Experimental study on the effects of temperature on mechanical properties of 3D printed continuous carbon fiber reinforced polymer (C-CFRP) composites

Design for safety of 3D printed continuous carbon fiber reinforced polymer (CCFRP) composites remains challenging for accommodating harsh service environments with a wide range of temperatures. To investigate thermal effects on mechanical properties and failure mechanism of CCFRP materials, this study carried out a series of experimental tests on the laminates with layups of [0](n), [90](n) and [0/90](n) for tension, as well as [+/- 45](n) for in-plane shearing. The application of classical laminate theory and rule of mixtures to the 3D printed CCFRP composites under varying temperatures is then evaluated. The results indicate that the transverse elastic modulus/strength and in-plane shear modulus/strength increase at a low temperature, but all the mechanical properties decrease at a high temperature. Notably, an unexpected decrease in strength of [0/90](n) laminates is observed when the temperature drops from -10 degrees C to -40 degrees C. Significant strain concentrations are visualized during tensile experiments at high temperature through the digital image correlation (DIC) technique. With increasing temperature, the [0](n) laminates undergo a transition from an explosive to a jagged failure mode, while the [90](n) laminates shift from brittle to ductile failure.

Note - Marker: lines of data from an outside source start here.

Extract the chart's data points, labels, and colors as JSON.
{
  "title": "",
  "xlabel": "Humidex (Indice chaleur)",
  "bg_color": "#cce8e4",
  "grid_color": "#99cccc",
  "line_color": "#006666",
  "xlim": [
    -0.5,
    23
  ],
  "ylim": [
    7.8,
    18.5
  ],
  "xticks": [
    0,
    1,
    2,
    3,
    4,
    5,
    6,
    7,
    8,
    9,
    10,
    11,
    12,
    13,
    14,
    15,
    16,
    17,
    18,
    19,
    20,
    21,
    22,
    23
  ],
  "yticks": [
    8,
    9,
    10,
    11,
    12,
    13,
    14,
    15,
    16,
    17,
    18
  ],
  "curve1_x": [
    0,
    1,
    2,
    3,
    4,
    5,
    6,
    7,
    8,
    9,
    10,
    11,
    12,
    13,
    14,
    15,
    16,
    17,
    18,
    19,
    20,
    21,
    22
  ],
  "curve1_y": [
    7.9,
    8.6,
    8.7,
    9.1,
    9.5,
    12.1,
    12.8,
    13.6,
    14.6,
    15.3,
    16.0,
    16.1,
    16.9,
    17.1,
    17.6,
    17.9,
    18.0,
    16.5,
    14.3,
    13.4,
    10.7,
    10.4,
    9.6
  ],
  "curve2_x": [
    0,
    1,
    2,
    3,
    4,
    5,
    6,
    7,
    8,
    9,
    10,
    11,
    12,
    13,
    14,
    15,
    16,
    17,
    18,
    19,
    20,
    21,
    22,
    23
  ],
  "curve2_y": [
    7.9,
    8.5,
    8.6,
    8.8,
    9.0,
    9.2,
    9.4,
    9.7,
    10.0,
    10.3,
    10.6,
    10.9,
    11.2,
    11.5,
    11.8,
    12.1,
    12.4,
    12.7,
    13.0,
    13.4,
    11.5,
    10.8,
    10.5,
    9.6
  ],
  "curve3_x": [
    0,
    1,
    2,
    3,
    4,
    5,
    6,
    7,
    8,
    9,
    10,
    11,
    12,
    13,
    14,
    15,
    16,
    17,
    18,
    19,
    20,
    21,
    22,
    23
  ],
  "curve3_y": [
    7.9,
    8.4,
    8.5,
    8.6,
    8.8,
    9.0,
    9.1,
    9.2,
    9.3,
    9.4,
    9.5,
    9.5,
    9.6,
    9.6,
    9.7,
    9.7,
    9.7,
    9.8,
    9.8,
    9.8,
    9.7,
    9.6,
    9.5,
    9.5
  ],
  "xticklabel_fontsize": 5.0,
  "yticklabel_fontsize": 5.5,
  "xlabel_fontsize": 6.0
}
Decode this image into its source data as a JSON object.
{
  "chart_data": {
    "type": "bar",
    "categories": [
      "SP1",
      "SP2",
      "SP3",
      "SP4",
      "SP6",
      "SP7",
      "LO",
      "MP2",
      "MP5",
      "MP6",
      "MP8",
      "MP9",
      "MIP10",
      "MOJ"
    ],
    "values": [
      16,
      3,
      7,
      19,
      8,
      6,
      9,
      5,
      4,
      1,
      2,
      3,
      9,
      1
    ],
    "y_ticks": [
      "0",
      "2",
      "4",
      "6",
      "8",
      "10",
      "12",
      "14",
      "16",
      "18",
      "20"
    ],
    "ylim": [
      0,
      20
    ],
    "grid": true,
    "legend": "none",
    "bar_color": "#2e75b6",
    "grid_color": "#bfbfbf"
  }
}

The alteration is attributed to decrease in the mechanical properties of both the matrix and the matrix fiber interface, as revealed by scanning electron microscopy (SEM) analysis. It is found that although the classical laminate theory exhibits an acceptable prediction accuracy for the 3D printed CCFRP composites under varying temperature conditions, the rule of mixtures is not applicable. For this reason, the new formulations for the rule of mixtures are then proposed to enable accurate predictions for 3D printed CCFRP composites under different temperatures. This study is anticipated to provide insightful understanding on mechanical properties and failure mechanisms for 3D printed CCFRP composites at different temperatures.